A resistência a medicamentos constituiu o terceiro eixo recorrente nas discussões. A dificuldade crescente no tratamento de algumas infecções, como a tuberculose resistente a múltiplos fármacos, foi mencionada como um fator que compromete estratégias de controle e amplia o impacto das doenças em contextos nos quais alternativas terapêuticas são limitadas. Segundo os autores, a resistência terapêutica foi percebida como um problema transversal, com potencial para afetar diferentes grupos de infecções. Além desses eixos, os especialistas também destacaram fragilidades nos sistemas de saúde como um componente relevante do risco de escalada. Interrupções em programas de controle, instabilidade no financiamento, limitações da atenção primária e falhas na vigilância epidemiológica apareceram nas discussões como fatores que dificultam a contenção de doenças já conhecidas, especialmente em cenários marcados por crises econômicas, conflitos ou descontinuidade de políticas públicas.
O estudo enfatiza que as percepções coletadas refletem a experiência profissional dos participantes e não substituem análises baseadas em dados epidemiológicos formais. Os autores observam, no entanto, que esse tipo de abordagem oferece uma perspectiva complementar, capaz de captar sinais precoces de agravamento que nem sempre se refletem imediatamente nos indicadores oficiais, sobretudo em regiões com sistemas de informação limitados. Ao contrário de estudos focados na emergência de novos patógenos, a pesquisa concentra-se na escalada de doenças já estabelecidas. Essa distinção conceitual é central para a interpretação dos resultados, ou seja, o risco identificado não se relaciona a eventos inesperados ou episódicos, mas à intensificação de infecções persistentes diante da combinação de fatores ambientais, sociais, institucionais e biológicos.

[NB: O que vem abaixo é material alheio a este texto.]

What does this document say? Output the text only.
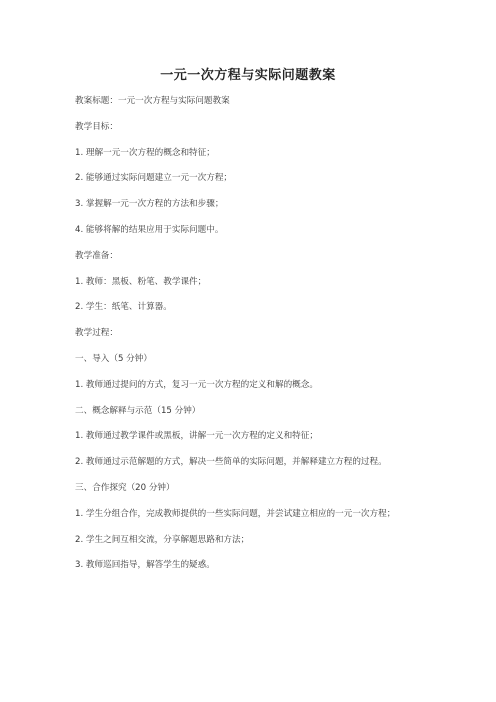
一元一次方程与实际问题教案

教案标题：一元一次方程与实际问题教案

教学目标：

1. 理解一元一次方程的概念和特征；

2. 能够通过实际问题建立一元一次方程；

3. 掌握解一元一次方程的方法和步骤；

4. 能够将解的结果应用于实际问题中。

教学准备：

1. 教师：黑板、粉笔、教学课件；

2. 学生：纸笔、计算器。

教学过程：

一、导入（5 分钟）

1. 教师通过提问的方式，复习一元一次方程的定义和解的概念。

二、概念解释与示范（15 分钟）

1. 教师通过教学课件或黑板，讲解一元一次方程的定义和特征；

2. 教师通过示范解题的方式，解决一些简单的实际问题，并解释建立方程的过程。

三、合作探究（20 分钟）

1. 学生分组合作，完成教师提供的一些实际问题，并尝试建立相应的一元一次方程；

2. 学生之间互相交流，分享解题思路和方法；

3. 教师巡回指导，解答学生的疑惑。
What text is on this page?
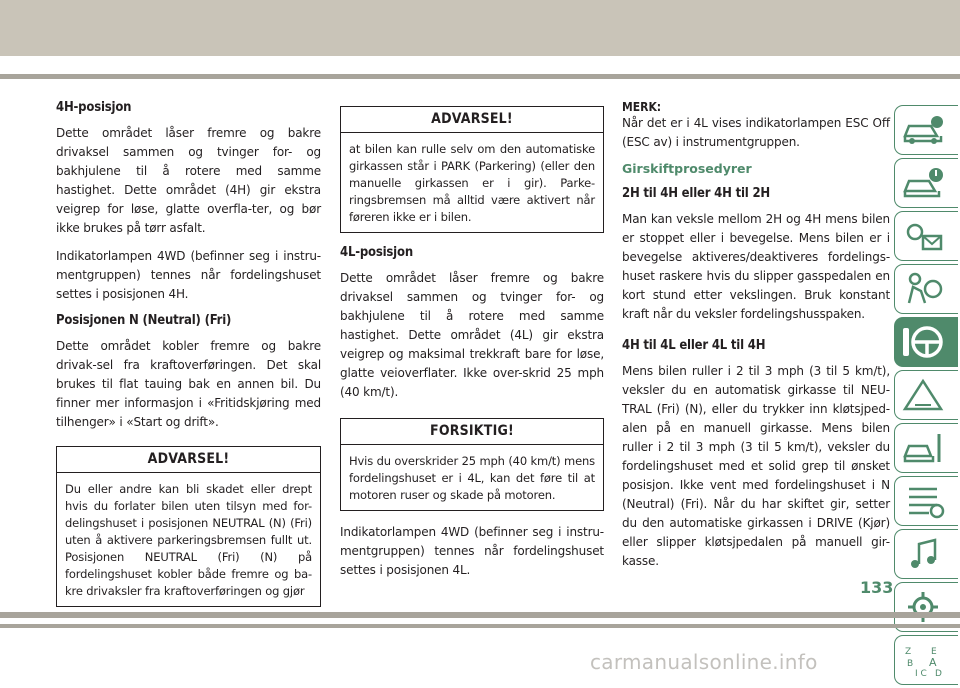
4H-posisjon

Dette området låser fremre og bakre drivaksel sammen og tvinger for- og bakhjulene til å rotere med samme hastighet. Dette området (4H) gir ekstra veigrep for løse, glatte overfla-ter, og bør ikke brukes på tørr asfalt.

Indikatorlampen 4WD (befinner seg i instru-mentgruppen) tennes når fordelingshuset settes i posisjonen 4H.

Posisjonen N (Neutral) (Fri)

Dette området kobler fremre og bakre drivak-sel fra kraftoverføringen. Det skal brukes til flat tauing bak en annen bil. Du finner mer informasjon i «Fritidskjøring med tilhenger» i «Start og drift».

ADVARSEL!
Du eller andre kan bli skadet eller drept hvis du forlater bilen uten tilsyn med for-delingshuset i posisjonen NEUTRAL (N) (Fri) uten å aktivere parkeringsbremsen fullt ut. Posisjonen NEUTRAL (Fri) (N) på fordelingshuset kobler både fremre og ba-kre drivaksler fra kraftoverføringen og gjør
ADVARSEL!
at bilen kan rulle selv om den automatiske girkassen står i PARK (Parkering) (eller den manuelle girkassen er i gir). Parke-ringsbremsen må alltid være aktivert når føreren ikke er i bilen.
4L-posisjon

Dette området låser fremre og bakre drivaksel sammen og tvinger for- og bakhjulene til å rotere med samme hastighet. Dette området (4L) gir ekstra veigrep og maksimal trekkraft bare for løse, glatte veioverflater. Ikke over-skrid 25 mph (40 km/t).

FORSIKTIG!
Hvis du overskrider 25 mph (40 km/t) mens fordelingshuset er i 4L, kan det føre til at motoren ruser og skade på motoren.

Indikatorlampen 4WD (befinner seg i instru-mentgruppen) tennes når fordelingshuset settes i posisjonen 4L.

MERK:

Når det er i 4L vises indikatorlampen ESC Off (ESC av) i instrumentgruppen.

Girskiftprosedyrer
2H til 4H eller 4H til 2H

Man kan veksle mellom 2H og 4H mens bilen er stoppet eller i bevegelse. Mens bilen er i bevegelse aktiveres/deaktiveres fordelings-huset raskere hvis du slipper gasspedalen en kort stund etter vekslingen. Bruk konstant kraft når du veksler fordelingshusspaken.

4H til 4L eller 4L til 4H

Mens bilen ruller i 2 til 3 mph (3 til 5 km/t), veksler du en automatisk girkasse til NEU-TRAL (Fri) (N), eller du trykker inn kløtsjped-alen på en manuell girkasse. Mens bilen ruller i 2 til 3 mph (3 til 5 km/t), veksler du fordelingshuset med et solid grep til ønsket posisjon. Ikke vent med fordelingshuset i N (Neutral) (Fri). Når du har skiftet gir, setter du den automatiske girkassen i DRIVE (Kjør) eller slipper kløtsjpedalen på manuell gir-kasse.

Z E
B A
I C D
133
carmanualsonline.info
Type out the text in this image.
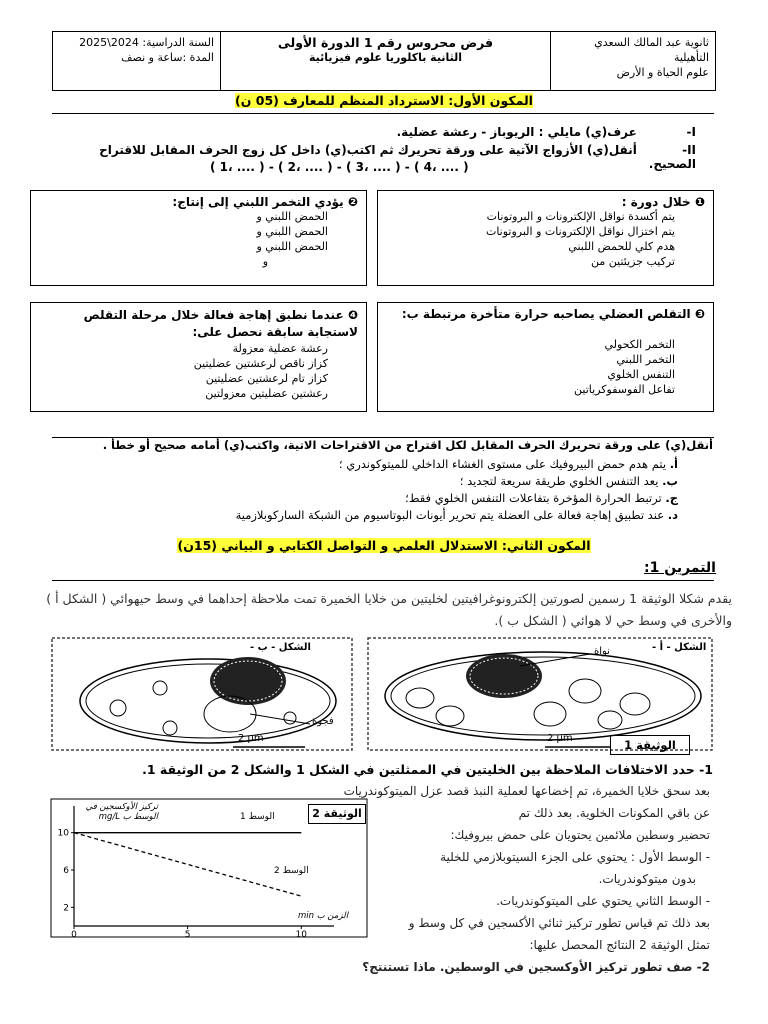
ثانوية عبد المالك السعدي التأهيلية
علوم الحياة و الأرض
فرض محروس رقم 1 الدورة الأولى
الثانية باكلوريا علوم فيزيائية
السنة الدراسية: 2024\2025
المدة :ساعة و نصف
المكون الأول: الاسترداد المنظم للمعارف (05 ن)
I- عرف(ي) مايلي : الريوباز - رعشة عضلية.
II- أنقل(ي) الأزواج الآتية على ورقة تحريرك ثم اكتب(ي) داخل كل زوج الحرف المقابل للاقتراح الصحيح.
( 1، .... ) - ( 2، .... ) - ( 3، .... ) - ( 4، .... )
❶ خلال دورة :
يتم أكسدة نواقل الإلكترونات و البروتونات
يتم اختزال نواقل الإلكترونات و البروتونات
هدم كلي للحمض اللبني
تركيب جزيئتين من
❷ يؤدي التخمر اللبني إلى إنتاج:
الحمض اللبني و
الحمض اللبني و
الحمض اللبني و
و
❸ التقلص العضلي يصاحبه حرارة متأخرة مرتبطة ب:
التخمر الكحولي
التخمر اللبني
التنفس الخلوي
تفاعل الفوسفوكرياتين
❹ عندما نطبق إهاجة فعالة خلال مرحلة التقلص لاستجابة سابقة نحصل على:
رعشة عضلية معزولة
كزاز ناقص لرعشتين عضليتين
كزاز تام لرعشتين عضليتين
رعشتين عضليتين معزولتين
أنقل(ي) على ورقة تحريرك الحرف المقابل لكل اقتراح من الاقتراحات الاتية، واكتب(ي) أمامه صحيح أو خطأ .
أ. يتم هدم حمض البيروفيك على مستوى الغشاء الداخلي للميتوكوندري ؛
ب. يعد التنفس الخلوي طريقة سريعة لتجديد ؛
ج. ترتبط الحرارة المؤخرة بتفاعلات التنفس الخلوي فقط؛
د. عند تطبيق إهاجة فعالة على العضلة يتم تحرير أيونات البوتاسيوم من الشبكة الساركوبلازمية
المكون الثاني: الاستدلال العلمي و التواصل الكتابي و البياني (15ن)
التمرين 1:
يقدم شكلا الوثيقة 1 رسمين لصورتين إلكترونوغرافيتين لخليتين من خلايا الخميرة تمت ملاحظة إحداهما في وسط حيهوائي ( الشكل أ ) والأخرى في وسط حي لا هوائي ( الشكل ب ).
الشكل - ب -	الشكل - أ -
نواة
فجوة
2 μm	2 μm	الوثيقة 1
1- حدد الاختلافات الملاحظة بين الخليتين في الممثلتين في الشكل 1 والشكل 2 من الوثيقة 1.
بعد سحق خلايا الخميرة، تم إخضاعها لعملية النبذ قصد عزل الميتوكوندريات عن باقي المكونات الخلوية. بعد ذلك تم
تحضير وسطين ملائمين يحتويان على حمض بيروفيك:
- الوسط الأول : يحتوي على الجزء السيتوبلازمي للخلية
بدون ميتوكوندريات.
- الوسط الثاني يحتوي على الميتوكوندريات.
بعد ذلك تم قياس تطور تركيز ثنائي الأكسجين في كل وسط و
تمثل الوثيقة 2 النتائج المحصل عليها:
2- صف تطور تركيز الأوكسجين في الوسطين. ماذا تستنتج؟
0	5	10
2
6
10
الوثيقة 2
تركيز الأوكسجين في الوسط ب mg/L
الزمن ب min
الوسط 1
الوسط 2
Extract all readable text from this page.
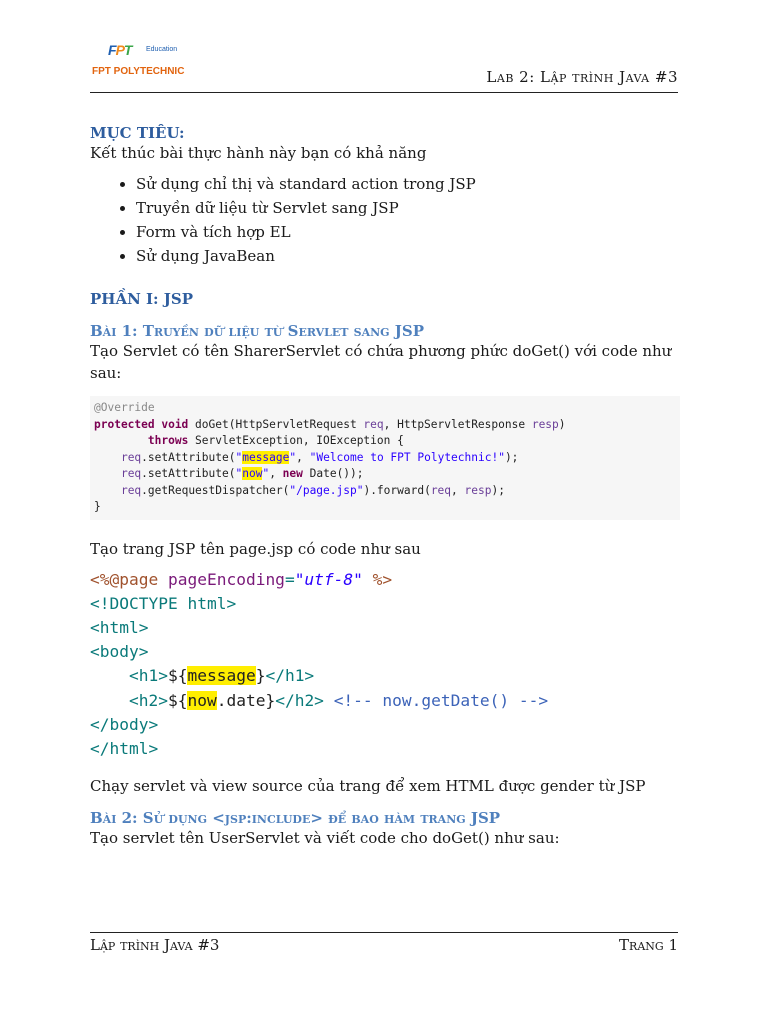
FPT Education
FPT POLYTECHNIC	Lab 2: Lập trình Java #3
MỤC TIÊU:

Kết thúc bài thực hành này bạn có khả năng

• Sử dụng chỉ thị và standard action trong JSP
• Truyền dữ liệu từ Servlet sang JSP
• Form và tích hợp EL
• Sử dụng JavaBean
PHẦN I: JSP
Bài 1: Truyền dữ liệu từ Servlet sang JSP

Tạo Servlet có tên SharerServlet có chứa phương phức doGet() với code như sau:

@Override
protected void doGet(HttpServletRequest req, HttpServletResponse resp)
throws ServletException, IOException {
req.setAttribute("message", "Welcome to FPT Polytechnic!");
req.setAttribute("now", new Date());
req.getRequestDispatcher("/page.jsp").forward(req, resp);
}

Tạo trang JSP tên page.jsp có code như sau

<%@page pageEncoding="utf-8" %>
<!DOCTYPE html>
<html>
<body>
<h1>${message}</h1>
<h2>${now.date}</h2> <!-- now.getDate() -->
</body>
</html>

Chạy servlet và view source của trang để xem HTML được gender từ JSP

Bài 2: Sử dụng <jsp:include> để bao hàm trang JSP

Tạo servlet tên UserServlet và viết code cho doGet() như sau:

Lập trình Java #3	Trang 1
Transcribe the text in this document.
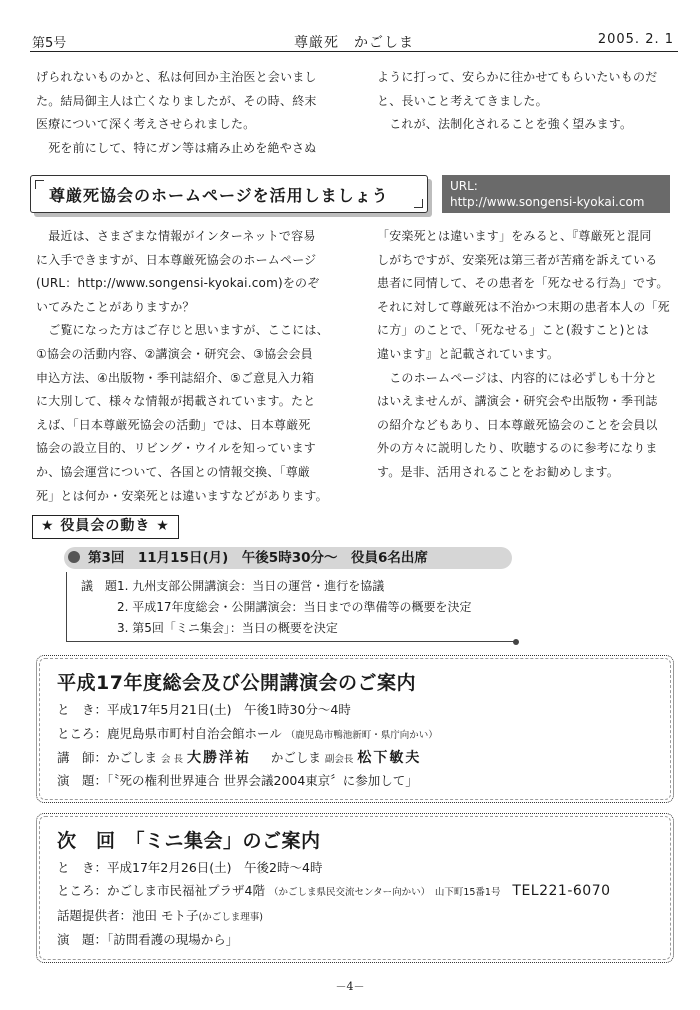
尊厳死　かごしま
第5号	2005. 2. 1

げられないものかと、私は何回か主治医と会いまし

た。結局御主人は亡くなりましたが、その時、終末

医療について深く考えさせられました。

　死を前にして、特にガン等は痛み止めを絶やさぬ

ように打って、安らかに往かせてもらいたいものだ

と、長いこと考えてきました。

　これが、法制化されることを強く望みます。

尊厳死協会のホームページを活用しましょう	URL:
http://www.songensi-kyokai.com

　最近は、さまざまな情報がインターネットで容易

に入手できますが、日本尊厳死協会のホームページ

(URL：http://www.songensi-kyokai.com)をのぞ

いてみたことがありますか？

　ご覧になった方はご存じと思いますが、ここには、

①協会の活動内容、②講演会・研究会、③協会会員

申込方法、④出版物・季刊誌紹介、⑤ご意見入力箱

に大別して、様々な情報が掲載されています。たと

えば、「日本尊厳死協会の活動」では、日本尊厳死

協会の設立目的、リビング・ウイルを知っています

か、協会運営について、各国との情報交換、「尊厳

死」とは何か・安楽死とは違いますなどがあります。

「安楽死とは違います」をみると、『尊厳死と混同

しがちですが、安楽死は第三者が苦痛を訴えている

患者に同情して、その患者を「死なせる行為」です。

それに対して尊厳死は不治かつ末期の患者本人の「死

に方」のことで、「死なせる」こと(殺すこと)とは

違います』と記載されています。

　このホームページは、内容的には必ずしも十分と

はいえませんが、講演会・研究会や出版物・季刊誌

の紹介などもあり、日本尊厳死協会のことを会員以

外の方々に説明したり、吹聴するのに参考になりま

す。是非、活用されることをお勧めします。

★ 役員会の動き ★
第3回　11月15日(月)　午後5時30分～　役員6名出席
議　題 1. 九州支部公開講演会：当日の運営・進行を協議
2. 平成17年度総会・公開講演会：当日までの準備等の概要を決定
3. 第5回「ミニ集会」：当日の概要を決定
平成17年度総会及び公開講演会のご案内
と　き：平成17年5月21日(土)　午後1時30分～4時
ところ：鹿児島県市町村自治会館ホール （鹿児島市鴨池新町・県庁向かい）
講　師：かごしま 会 長 大勝洋祐 かごしま 副会長 松下敏夫
演　題：「〝死の権利世界連合 世界会議2004東京〞に参加して」
次　回　「ミニ集会」のご案内
と　き：平成17年2月26日(土)　午後2時～4時
ところ：かごしま市民福祉プラザ4階 （かごしま県民交流センター向かい）　山下町15番1号 TEL221-6070
話題提供者：池田 モト子(かごしま理事)
演　題：「訪問看護の現場から」
－4－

Ao reunir profissionais que atuam em diferentes níveis dos sistemas de saúde, a pesquisa indica que, segundo a percepção desses especialistas, o principal desafio das doenças infecciosas não está no surgimento de novos agentes, mas na dificuldade de controlar infecções já conhecidas em contextos marcados por desigualdades e fragilidades estruturais. O estudo reforça que o enfrentamento das doenças infecciosas depende de abordagens integradas que considerem simultaneamente fatores ambientais, determinantes sociais, capacidade dos sistemas de saúde e desafios relacionadas à eficácia dos tratamentos disponíveis.